Rita Taborda Duarte
Fala é sopro que não voz
Para os orientais, fala é toda ela espírito, sopro contínuo,
Alma da boca (…) brisa flutuante que se vinha apoderar do ouvido.
Herder, Ensaio sobre a origem da linguagem
Falo.
Mas a fala é sopro que não voz.
Não são cordas cordas não
tão bem sabemos que é a metáfora inútil quando morta.
Chicote.
Um chicote, sim, de puro nervo reteso golpeando-me
A palavra dita: e o timbre se ressoa é o do castigo o sulco vivo
Nem sei se cesura, se censura.
Só para te dizer: se é som que digo se te digo o amor- palavra-dita
Está já morrente esse amor esvaído no dizer
Uma palavra- amor- quase- cadáver respirando a custo sob
A carne golpeada.
Escrevo então. Mas a escrita é brisa não é flexão de mão.
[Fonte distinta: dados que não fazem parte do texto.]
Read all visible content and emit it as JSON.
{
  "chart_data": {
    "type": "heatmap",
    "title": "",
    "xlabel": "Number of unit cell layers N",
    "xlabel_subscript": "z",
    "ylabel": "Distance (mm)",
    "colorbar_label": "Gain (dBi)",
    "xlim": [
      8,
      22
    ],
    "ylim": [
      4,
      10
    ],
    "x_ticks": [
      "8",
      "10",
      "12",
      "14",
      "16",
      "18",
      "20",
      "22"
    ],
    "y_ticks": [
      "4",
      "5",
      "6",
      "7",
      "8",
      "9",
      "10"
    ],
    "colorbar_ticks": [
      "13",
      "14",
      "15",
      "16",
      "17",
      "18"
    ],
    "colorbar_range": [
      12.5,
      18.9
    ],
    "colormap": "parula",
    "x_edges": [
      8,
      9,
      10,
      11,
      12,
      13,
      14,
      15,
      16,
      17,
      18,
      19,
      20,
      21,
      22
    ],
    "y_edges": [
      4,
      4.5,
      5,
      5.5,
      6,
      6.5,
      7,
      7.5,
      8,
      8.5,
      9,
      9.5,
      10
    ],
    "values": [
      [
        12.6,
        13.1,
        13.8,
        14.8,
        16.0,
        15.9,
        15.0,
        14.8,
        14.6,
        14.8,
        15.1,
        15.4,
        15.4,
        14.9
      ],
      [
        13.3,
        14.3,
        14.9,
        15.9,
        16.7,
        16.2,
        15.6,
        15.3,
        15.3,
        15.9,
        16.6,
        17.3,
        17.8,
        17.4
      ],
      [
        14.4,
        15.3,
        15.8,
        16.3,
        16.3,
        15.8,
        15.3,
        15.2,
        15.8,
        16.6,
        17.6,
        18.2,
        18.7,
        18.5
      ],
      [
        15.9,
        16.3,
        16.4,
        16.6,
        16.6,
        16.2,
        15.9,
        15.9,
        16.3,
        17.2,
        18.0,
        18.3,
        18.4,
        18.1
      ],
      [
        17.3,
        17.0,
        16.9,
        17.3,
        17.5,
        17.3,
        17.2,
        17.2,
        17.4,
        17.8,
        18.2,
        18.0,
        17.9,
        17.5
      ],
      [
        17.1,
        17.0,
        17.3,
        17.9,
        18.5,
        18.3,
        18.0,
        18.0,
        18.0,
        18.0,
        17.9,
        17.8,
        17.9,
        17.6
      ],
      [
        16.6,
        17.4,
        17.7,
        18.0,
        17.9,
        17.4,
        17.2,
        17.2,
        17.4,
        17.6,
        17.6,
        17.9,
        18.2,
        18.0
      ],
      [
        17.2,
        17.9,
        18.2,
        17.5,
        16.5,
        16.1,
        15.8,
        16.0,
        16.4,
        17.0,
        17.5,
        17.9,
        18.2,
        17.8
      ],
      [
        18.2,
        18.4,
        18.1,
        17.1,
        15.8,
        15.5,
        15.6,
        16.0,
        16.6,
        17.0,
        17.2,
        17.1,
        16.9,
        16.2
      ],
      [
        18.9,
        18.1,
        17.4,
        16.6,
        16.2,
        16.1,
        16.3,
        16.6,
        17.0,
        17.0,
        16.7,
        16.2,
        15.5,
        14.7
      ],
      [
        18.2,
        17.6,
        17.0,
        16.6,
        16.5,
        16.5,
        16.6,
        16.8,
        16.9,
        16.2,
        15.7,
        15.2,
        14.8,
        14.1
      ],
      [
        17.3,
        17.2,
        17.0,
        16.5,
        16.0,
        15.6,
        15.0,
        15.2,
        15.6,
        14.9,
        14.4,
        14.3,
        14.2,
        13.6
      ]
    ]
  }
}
E as letras estas letras com que te escrevo
O amor-palavra, rendilhado no papel, fiapos secos só:
A carne amadurecendo no apodrecer da página.
Como grafar o a da palavra amor se o a redondo do amor-palavra-escrita
É já híbrido gemido retalhado …
O amor se é amor é amor não dito amor-palavra-tacto
Sem voz e sem vogais:
Sussurro só de brisa
Sopro leve
Secando rente aos lábios.
Rita Taborda,
Roturas e Ligamentos, ilustrações André da Loba. Lisboa: Abysmo, 2015, p. 13.